We can use the sequence function to define the breaks for our histogram. First define the bin breaks. Let’s make a sequence from -4 to +4 with a step interval of 0.25:

```
bins = seq( from = -4, to = 4, by = 0.25)
```

Then tell R to use these values as the breaks (edge) of each histogram bin. Here’s what we get:

```
hist(x, breaks = bins)
```

Note: if you specify manual breaks, they must cover the entire range of your data. If they don’t R will throw an error.

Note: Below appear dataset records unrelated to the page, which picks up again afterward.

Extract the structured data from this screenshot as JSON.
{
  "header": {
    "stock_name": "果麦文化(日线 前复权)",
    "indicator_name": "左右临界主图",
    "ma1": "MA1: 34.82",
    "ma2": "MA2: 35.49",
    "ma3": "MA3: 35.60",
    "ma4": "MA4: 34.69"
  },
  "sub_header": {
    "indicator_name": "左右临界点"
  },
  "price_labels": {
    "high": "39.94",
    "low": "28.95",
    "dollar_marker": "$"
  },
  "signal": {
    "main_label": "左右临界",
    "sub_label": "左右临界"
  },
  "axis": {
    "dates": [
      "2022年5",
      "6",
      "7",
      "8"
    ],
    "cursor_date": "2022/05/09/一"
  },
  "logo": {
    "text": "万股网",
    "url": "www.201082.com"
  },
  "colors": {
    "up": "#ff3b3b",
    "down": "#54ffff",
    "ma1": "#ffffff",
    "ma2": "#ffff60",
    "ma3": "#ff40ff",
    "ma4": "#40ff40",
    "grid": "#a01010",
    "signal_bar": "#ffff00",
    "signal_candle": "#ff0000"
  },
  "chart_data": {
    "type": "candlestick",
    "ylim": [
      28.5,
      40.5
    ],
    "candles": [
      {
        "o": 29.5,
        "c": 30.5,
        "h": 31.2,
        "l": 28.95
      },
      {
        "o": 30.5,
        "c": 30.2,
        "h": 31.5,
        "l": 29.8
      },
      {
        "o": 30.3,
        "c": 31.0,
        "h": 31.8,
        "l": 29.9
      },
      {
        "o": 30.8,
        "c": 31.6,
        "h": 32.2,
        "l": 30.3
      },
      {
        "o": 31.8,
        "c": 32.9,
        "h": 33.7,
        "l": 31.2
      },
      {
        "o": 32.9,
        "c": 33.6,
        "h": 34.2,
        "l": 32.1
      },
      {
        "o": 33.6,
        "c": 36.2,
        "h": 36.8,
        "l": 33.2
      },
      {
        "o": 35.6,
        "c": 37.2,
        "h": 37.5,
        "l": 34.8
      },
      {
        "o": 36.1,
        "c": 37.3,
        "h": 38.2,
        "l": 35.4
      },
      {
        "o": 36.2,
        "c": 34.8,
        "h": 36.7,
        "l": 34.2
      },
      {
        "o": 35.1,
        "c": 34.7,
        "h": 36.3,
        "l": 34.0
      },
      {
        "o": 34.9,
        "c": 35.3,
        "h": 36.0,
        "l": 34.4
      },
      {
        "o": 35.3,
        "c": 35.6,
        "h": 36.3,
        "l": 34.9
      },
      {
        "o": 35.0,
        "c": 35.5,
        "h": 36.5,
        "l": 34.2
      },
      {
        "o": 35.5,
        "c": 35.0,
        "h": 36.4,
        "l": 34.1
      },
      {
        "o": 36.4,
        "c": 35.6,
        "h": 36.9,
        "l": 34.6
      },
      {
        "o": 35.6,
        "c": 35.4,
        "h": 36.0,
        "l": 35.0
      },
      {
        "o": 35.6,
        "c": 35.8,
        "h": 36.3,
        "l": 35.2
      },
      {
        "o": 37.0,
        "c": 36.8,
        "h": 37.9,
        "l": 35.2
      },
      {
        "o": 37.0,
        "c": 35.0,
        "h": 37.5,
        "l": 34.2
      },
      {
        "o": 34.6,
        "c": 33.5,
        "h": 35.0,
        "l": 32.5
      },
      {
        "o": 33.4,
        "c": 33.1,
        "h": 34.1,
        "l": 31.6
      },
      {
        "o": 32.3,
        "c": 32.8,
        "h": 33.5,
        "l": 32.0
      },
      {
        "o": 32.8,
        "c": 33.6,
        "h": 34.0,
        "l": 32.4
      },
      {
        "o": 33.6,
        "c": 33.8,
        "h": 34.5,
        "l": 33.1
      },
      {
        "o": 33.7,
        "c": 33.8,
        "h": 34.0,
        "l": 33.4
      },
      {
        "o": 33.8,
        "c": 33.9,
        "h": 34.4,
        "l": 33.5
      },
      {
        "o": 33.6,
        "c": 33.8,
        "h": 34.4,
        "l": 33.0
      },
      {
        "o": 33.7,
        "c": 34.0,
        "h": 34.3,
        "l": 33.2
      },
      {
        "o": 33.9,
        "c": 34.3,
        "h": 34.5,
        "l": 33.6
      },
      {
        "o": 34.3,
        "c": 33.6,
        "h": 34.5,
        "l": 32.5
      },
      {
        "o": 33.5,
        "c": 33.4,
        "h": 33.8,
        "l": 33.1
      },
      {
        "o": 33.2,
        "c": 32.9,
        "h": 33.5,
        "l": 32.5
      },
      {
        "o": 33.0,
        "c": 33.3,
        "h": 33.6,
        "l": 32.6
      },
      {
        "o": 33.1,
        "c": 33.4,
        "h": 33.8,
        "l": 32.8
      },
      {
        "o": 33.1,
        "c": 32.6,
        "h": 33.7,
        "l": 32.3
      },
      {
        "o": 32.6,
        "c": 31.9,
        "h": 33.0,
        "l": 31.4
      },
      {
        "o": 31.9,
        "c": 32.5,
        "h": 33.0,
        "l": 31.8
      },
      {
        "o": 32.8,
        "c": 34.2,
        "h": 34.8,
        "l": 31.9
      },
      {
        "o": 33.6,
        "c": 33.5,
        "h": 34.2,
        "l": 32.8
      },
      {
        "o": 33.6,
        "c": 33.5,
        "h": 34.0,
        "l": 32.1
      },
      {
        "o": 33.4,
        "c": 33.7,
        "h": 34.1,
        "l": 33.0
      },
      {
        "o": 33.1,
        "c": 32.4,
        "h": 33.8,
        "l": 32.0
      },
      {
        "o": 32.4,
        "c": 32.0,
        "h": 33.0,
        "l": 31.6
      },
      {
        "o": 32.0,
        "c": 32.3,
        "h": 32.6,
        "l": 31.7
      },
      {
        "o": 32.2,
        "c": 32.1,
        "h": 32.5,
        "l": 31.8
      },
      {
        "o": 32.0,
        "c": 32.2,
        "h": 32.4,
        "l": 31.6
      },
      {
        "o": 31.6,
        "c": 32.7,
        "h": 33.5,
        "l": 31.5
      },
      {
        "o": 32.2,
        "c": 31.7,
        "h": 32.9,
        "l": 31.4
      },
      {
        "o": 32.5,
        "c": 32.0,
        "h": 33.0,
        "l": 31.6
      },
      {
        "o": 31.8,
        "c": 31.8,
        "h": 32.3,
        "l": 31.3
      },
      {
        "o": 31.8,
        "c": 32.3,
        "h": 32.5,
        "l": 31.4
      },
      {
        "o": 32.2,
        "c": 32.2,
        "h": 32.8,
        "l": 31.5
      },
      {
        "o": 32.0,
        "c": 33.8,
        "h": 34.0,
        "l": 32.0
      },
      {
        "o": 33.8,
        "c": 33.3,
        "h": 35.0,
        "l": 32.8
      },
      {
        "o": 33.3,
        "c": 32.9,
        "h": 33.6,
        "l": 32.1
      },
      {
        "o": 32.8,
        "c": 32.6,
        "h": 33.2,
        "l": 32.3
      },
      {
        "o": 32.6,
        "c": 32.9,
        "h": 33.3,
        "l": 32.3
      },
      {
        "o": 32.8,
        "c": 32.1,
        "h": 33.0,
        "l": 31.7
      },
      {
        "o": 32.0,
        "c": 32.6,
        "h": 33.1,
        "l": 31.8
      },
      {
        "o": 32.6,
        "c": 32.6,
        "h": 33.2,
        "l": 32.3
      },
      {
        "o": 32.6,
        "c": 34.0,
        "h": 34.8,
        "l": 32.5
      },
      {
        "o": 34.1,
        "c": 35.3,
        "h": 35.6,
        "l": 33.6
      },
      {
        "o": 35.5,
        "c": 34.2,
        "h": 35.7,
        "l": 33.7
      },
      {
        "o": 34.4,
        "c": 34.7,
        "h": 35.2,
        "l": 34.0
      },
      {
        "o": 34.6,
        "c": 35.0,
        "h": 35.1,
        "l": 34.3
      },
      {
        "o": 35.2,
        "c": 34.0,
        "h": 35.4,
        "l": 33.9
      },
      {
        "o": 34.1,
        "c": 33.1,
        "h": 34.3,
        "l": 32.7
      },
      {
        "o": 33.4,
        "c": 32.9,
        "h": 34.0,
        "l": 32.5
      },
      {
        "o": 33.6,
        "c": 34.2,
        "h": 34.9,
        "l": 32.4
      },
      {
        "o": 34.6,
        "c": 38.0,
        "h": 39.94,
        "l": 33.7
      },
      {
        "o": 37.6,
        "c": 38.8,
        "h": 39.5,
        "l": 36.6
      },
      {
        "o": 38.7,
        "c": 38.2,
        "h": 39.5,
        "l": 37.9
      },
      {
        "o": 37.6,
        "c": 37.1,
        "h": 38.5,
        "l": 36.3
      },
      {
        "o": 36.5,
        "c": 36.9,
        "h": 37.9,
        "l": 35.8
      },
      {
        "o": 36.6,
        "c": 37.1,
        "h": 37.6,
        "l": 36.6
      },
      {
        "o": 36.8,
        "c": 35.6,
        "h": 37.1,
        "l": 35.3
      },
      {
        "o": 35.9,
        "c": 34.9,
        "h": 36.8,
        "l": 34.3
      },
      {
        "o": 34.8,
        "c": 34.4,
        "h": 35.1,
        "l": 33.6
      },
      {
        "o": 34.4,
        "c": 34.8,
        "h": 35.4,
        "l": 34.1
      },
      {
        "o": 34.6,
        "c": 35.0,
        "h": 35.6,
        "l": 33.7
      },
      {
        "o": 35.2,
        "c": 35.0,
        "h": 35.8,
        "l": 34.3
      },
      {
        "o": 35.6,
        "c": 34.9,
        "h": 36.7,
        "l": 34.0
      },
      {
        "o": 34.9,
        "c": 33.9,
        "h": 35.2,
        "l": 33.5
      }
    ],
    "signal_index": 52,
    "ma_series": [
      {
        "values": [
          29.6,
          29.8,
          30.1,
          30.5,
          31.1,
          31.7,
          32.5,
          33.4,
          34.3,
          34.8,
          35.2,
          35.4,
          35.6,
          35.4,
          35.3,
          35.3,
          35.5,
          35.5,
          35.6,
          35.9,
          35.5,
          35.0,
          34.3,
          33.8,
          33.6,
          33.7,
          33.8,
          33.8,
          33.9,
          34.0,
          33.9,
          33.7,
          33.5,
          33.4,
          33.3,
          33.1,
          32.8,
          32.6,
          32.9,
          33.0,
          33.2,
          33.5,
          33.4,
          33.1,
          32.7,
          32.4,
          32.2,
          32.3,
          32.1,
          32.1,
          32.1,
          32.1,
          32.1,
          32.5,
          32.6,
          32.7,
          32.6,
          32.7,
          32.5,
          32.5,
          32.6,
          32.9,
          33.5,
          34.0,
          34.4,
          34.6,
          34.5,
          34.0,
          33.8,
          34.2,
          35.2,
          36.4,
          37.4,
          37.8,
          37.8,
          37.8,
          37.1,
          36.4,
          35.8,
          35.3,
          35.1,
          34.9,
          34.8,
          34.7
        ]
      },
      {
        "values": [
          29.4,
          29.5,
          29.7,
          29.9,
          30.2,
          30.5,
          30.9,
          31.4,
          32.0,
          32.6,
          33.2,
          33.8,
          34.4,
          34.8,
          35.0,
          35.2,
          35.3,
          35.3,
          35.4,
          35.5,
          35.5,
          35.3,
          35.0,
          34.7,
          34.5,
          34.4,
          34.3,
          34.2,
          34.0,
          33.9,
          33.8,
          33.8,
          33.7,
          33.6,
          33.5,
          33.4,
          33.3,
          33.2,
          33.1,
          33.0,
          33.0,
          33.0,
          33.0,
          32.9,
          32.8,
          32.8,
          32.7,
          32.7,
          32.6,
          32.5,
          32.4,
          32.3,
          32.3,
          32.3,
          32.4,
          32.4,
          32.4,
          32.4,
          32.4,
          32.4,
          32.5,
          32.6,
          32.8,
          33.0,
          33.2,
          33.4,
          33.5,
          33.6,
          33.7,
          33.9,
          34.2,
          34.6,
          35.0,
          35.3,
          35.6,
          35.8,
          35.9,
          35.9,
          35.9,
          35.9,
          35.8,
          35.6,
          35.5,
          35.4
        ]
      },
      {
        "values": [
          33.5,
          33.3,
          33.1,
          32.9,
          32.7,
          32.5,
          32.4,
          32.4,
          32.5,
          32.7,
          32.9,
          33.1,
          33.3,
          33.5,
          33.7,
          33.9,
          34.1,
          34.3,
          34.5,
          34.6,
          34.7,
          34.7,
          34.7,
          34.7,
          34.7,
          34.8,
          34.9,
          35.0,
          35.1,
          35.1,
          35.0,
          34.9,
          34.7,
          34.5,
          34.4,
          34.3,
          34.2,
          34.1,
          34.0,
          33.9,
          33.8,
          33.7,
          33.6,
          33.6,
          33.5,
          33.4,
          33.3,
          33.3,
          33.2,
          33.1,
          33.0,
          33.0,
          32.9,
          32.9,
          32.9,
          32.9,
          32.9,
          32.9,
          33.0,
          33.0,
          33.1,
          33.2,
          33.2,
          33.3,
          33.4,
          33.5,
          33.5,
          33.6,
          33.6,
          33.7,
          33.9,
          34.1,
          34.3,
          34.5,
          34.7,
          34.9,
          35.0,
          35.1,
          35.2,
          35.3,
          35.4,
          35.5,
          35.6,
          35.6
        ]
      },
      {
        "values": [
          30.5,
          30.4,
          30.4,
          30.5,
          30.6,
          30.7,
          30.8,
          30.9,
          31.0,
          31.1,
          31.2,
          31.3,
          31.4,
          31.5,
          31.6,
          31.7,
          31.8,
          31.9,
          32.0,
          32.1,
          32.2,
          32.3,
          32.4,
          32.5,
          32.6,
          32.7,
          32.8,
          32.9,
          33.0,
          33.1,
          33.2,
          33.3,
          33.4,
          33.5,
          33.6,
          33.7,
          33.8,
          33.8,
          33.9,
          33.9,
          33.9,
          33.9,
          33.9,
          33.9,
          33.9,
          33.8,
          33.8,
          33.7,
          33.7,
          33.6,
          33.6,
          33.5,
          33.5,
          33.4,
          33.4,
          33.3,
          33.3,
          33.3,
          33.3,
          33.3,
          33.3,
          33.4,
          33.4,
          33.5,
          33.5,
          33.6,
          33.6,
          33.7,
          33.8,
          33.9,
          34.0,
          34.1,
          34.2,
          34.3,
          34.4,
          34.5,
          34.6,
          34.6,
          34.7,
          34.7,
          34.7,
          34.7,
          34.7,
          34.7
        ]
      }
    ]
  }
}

For example, let’s make bins that go from 0 to 2.

```
bins = seq(from = 0, to = 2, by = 0.5)
```

Since our values of `x`

extend beyond this range, R will not like these breaks:

```
> hist(x, breaks = bins)
Error in hist.default(x, breaks = bins) :
some 'x' not counted; maybe 'breaks' do not span range of 'x'
```

`hist`

is blazing fast

In R, the `hist`

function is both easy to use and extremely powerful. It can handle millions of data points with ease:

To see this fact, let’s generate 1 million random numbers:

```
x = rnorm(n = 1e6, mean = 0, sd = 1)
```

(Here, `1e6`

is 1 million in scientific notation.)

Now let’s take these million numbers and plot their histogram. For fun, let’s use 1000 bins:

```
hist(x, breaks = 1000)
```

I get back a beautiful bell curve:

### Store your histogram values

By default, the `hist`

function plots your histogram. Perhaps, though, you just want the underlying data. You can get that by dumping the histogram function into a variable:

```
hist_data = hist(x, plot = F)
```

The `plot = F`

tells R not to plot the histogram. If you want to both plot the histogram and store the values, remove this code.

The `hist`

function will dump out a bunch of values, including the bin breaks, the counts in each bin, the midpoints of each bin, and the ‘density’ values (more on what this means in the future). The data will be formatted as a list, which is not the most convenient data type. Still, you can get the data you want using the `$`

command.

For example, to get the counts in each bin, I’d enter:

```
hist_data$counts
```

Here’s what I get:

```
[1] 30 221 1139 4866 16733 43714 91901 149683 191697 191026
[11] 150284 91876 43903 16614 4966 1135 187 21 4
```

### Use `hist`

to explore your data

I mostly use the `hist`

function to get a sense for my data. If I want to make a publication-ready histogram, I use ggplot. But that’s a topic for the future.

For now, enjoy the fact that R makes histograms easy.